The Sense And Sensibility Of Surcharges

The last time you went out to the restaurant, you might have noticed a few surcharges on your receipt. Some you may agree with, others you may disagree. For the restaurant owner, all of these surcharges share a common goal: increasing profit. You may incur a few charges in your own restaurant. We hope this guide to surcharges can give you an idea of the positives and negatives of surcharges, and the variety of them in common usage. All surcharges can be debated, as Eatocracy has proven.


Condiments are, at their base, a very minor addition to your kitchen costs, and most likely do not incur many man-hours in preparation or cleaning. Depending on the demographic of your restaurant, this may be as cheap and unobtrusive as leaving a bottles of ketchup and mustard on every table-top and offering small cups of various accoutrements to freshly shaving parmesan for pizza, pastas, and salads.

When condiments are listed as a surcharge, it’s an encouragement for the consumer to try the dishes as-is. Why have faith in a chef if you’re just going to change up the recipe? Sushi legend Jiro would throw you out for dipping his sushi in soy sauce.

Most consumers, though, will see the surcharge as a restaurant being incredibly tight with their money. Why would you want to eat at a location that can’t spare a few cents of ketchup for my fries?

The debate is lengthy, and one we’ve discussed before. Charging for condiments has its positives and negatives.

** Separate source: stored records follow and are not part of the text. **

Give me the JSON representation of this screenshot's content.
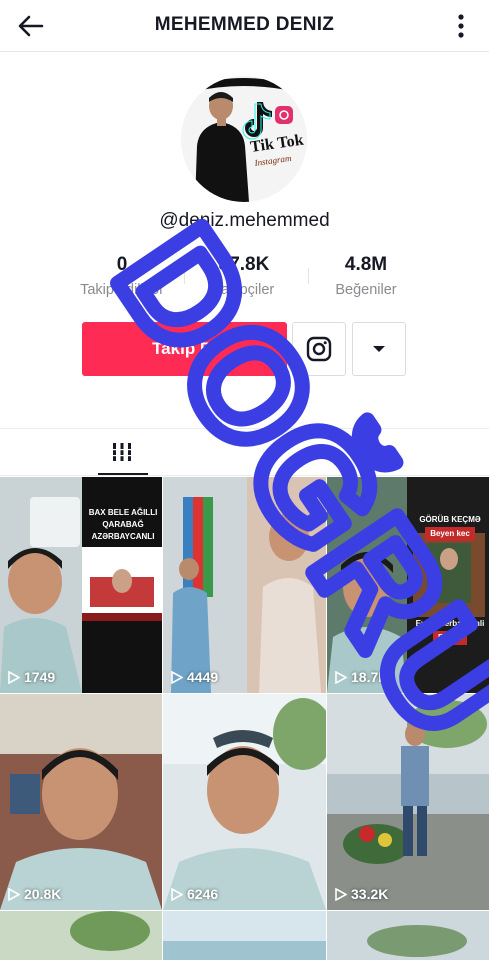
{
  "header": {
    "title": "MEHEMMED DENIZ"
  },
  "profile": {
    "handle": "@deniz.mehemmed",
    "avatar_logo_text": "Tik Tok",
    "avatar_logo_sub": "Instagram"
  },
  "stats": [
    {
      "value": "0",
      "label": "Takip ediliyor"
    },
    {
      "value": "87.8K",
      "label": "Takipçiler"
    },
    {
      "value": "4.8M",
      "label": "Beğeniler"
    }
  ],
  "actions": {
    "follow_label": "Takip Et"
  },
  "videos": [
    {
      "views": "1749",
      "caption_lines": [
        "BAX BELE AĞILLI",
        "QARABAĞ",
        "AZƏRBAYCANLI"
      ]
    },
    {
      "views": "4449",
      "caption_lines": []
    },
    {
      "views": "18.7K",
      "caption_lines": [
        "GÖRÜB KEÇMƏ",
        "Beyen kec",
        "Eyer Azerbaycanli",
        "Beyen"
      ]
    },
    {
      "views": "20.8K",
      "caption_lines": []
    },
    {
      "views": "6246",
      "caption_lines": []
    },
    {
      "views": "33.2K",
      "caption_lines": []
    }
  ],
  "watermark": {
    "text": "DOĞRU",
    "color": "#3b3fe3"
  },
  "colors": {
    "accent": "#fe2c55",
    "text": "#161823",
    "muted": "#8a8b91"
  }
}
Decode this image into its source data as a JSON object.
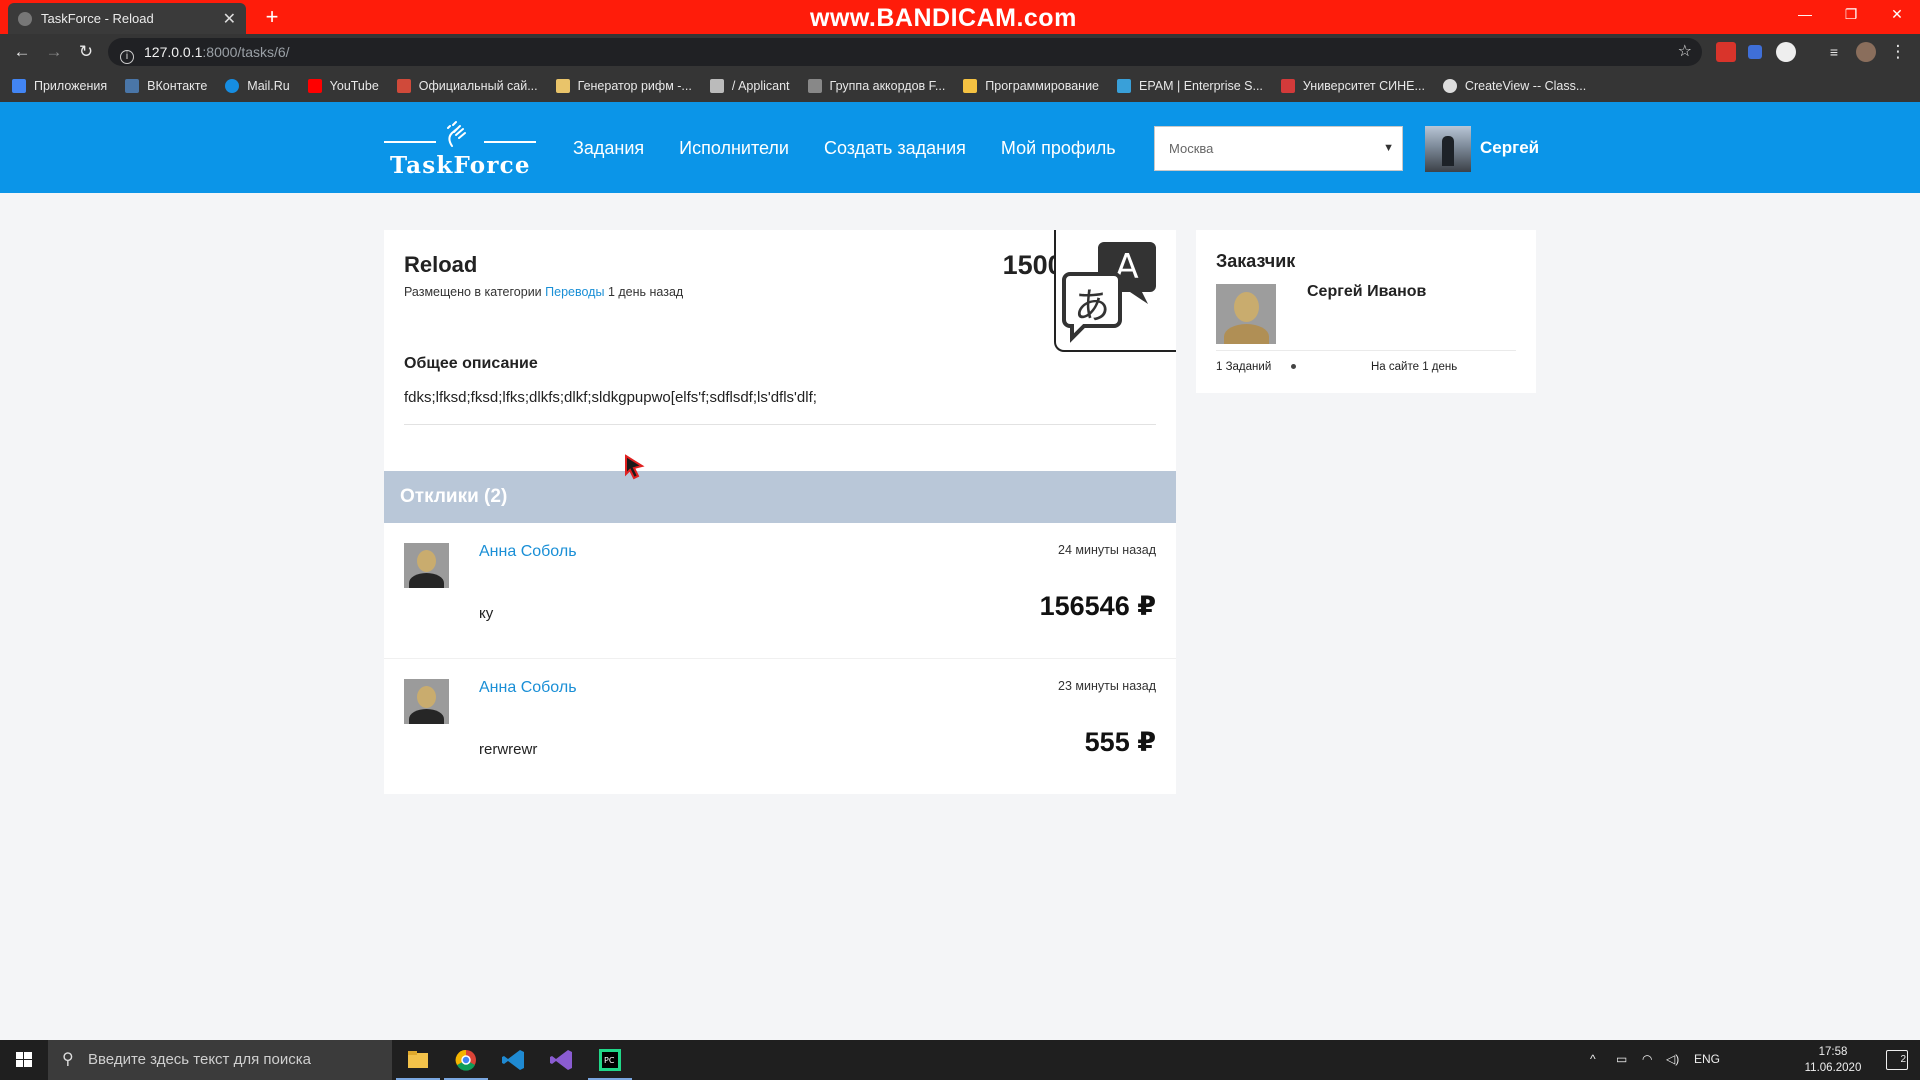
{
  "browser": {
    "tab_title": "TaskForce - Reload",
    "url_host": "127.0.0.1",
    "url_path": ":8000/tasks/6/",
    "watermark": "www.BANDICAM.com",
    "bookmarks": [
      {
        "label": "Приложения",
        "icon": "apps-grid-icon",
        "color": "#4285f4"
      },
      {
        "label": "ВКонтакте",
        "icon": "vk-icon",
        "color": "#4a76a8"
      },
      {
        "label": "Mail.Ru",
        "icon": "mailru-icon",
        "color": "#168de2"
      },
      {
        "label": "YouTube",
        "icon": "youtube-icon",
        "color": "#ff0000"
      },
      {
        "label": "Официальный сай...",
        "icon": "site-icon",
        "color": "#d04a3a"
      },
      {
        "label": "Генератор рифм -...",
        "icon": "pen-icon",
        "color": "#e9c46a"
      },
      {
        "label": "/ Applicant",
        "icon": "applicant-icon",
        "color": "#bbbbbb"
      },
      {
        "label": "Группа аккордов F...",
        "icon": "guitar-icon",
        "color": "#888888"
      },
      {
        "label": "Программирование",
        "icon": "folder-icon",
        "color": "#f5c242"
      },
      {
        "label": "EPAM | Enterprise S...",
        "icon": "epam-icon",
        "color": "#39a0d9"
      },
      {
        "label": "Университет СИНЕ...",
        "icon": "university-icon",
        "color": "#d33a3a"
      },
      {
        "label": "CreateView -- Class...",
        "icon": "globe-icon",
        "color": "#dddddd"
      }
    ]
  },
  "header": {
    "logo_text": "TaskForce",
    "nav": [
      "Задания",
      "Исполнители",
      "Создать задания",
      "Мой профиль"
    ],
    "city_selected": "Москва",
    "user_name": "Сергей"
  },
  "task": {
    "title": "Reload",
    "meta_prefix": "Размещено в категории",
    "category": "Переводы",
    "posted_ago": "1 день назад",
    "price": "15000 ₽",
    "category_icon": "translate-icon",
    "description_title": "Общее описание",
    "description": "fdks;lfksd;fksd;lfks;dlkfs;dlkf;sldkgpupwo[elfs'f;sdflsdf;ls'dfls'dlf;"
  },
  "responses": {
    "title": "Отклики (2)",
    "items": [
      {
        "name": "Анна Соболь",
        "time": "24 минуты назад",
        "message": "ку",
        "amount": "156546 ₽"
      },
      {
        "name": "Анна Соболь",
        "time": "23 минуты назад",
        "message": "rerwrewr",
        "amount": "555 ₽"
      }
    ]
  },
  "customer": {
    "title": "Заказчик",
    "name": "Сергей Иванов",
    "tasks_count": "1 Заданий",
    "on_site": "На сайте 1 день"
  },
  "taskbar": {
    "search_placeholder": "Введите здесь текст для поиска",
    "lang": "ENG",
    "time": "17:58",
    "date": "11.06.2020",
    "notifications": "2"
  },
  "colors": {
    "header_bg": "#0b95e8",
    "link": "#1a8fd6",
    "responses_bar": "#b9c7d8"
  }
}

Bringing Your Own Food/Drink

The fact of the matter is, for the most part, if any outside food or drink is brought into your restaurant, that’s a sale you won’t be making. Parents may bring a meal for their children, stating they’re picky eaters. For adult celebrations, consumers may bring in a bottle of wine or cake that they’d like to eat. If your restaurant sells desserts or drinks, you’d like them to eat your own, especially if they’ll be using your plates, cutlery, and glasses for the occasion.

A small surcharge may discourage the practice. At the same time, it may incur problems, especially if people have dietary restrictions or weren’t informed of the surcharge.

Tips For Large Parties

While tipping is not a requirement in America as much as death and taxes are, it’s a socially-expected custom of eating out. Many restaurant employees are paid on the basis that they’ll be tipped, and when handling a large party, that’s an immediate upgrade in the amount of work they’ll be doing. Such a “gratuity included” on a check allows an assurance that your staff will receive a tip that’s acceptable, and leave it up to the consumer to see if they want to add an extra tip.

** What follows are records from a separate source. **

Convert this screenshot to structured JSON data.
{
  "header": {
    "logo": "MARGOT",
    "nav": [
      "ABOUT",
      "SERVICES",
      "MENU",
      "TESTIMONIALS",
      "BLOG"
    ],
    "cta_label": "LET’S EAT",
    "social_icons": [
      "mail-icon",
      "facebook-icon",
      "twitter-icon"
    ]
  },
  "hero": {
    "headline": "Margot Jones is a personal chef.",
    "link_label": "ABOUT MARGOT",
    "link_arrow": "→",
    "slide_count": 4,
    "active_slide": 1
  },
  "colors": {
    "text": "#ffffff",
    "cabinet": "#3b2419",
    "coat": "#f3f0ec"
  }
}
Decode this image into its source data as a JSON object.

The negative side of this is that there are people that oppose the concept of tipping, and will argue to have this surcharge removed. If there is particularly bad service, a customer may not want to tip at all, and not feel beholden even to the included tip.

Time And Reservations

Peak hours of the day might lead to crowding and such; a possible surcharge during the dinner hours may make seating more competitive. If you’d pay more to get into a packed club, you could pay more for a table during dinner. You could always reserve a table, but  canceling or bailing on a reservation could possibly incur a fine. For these situations, you may want to charge the surcharge up front, and not apply it to the dinner when they show up.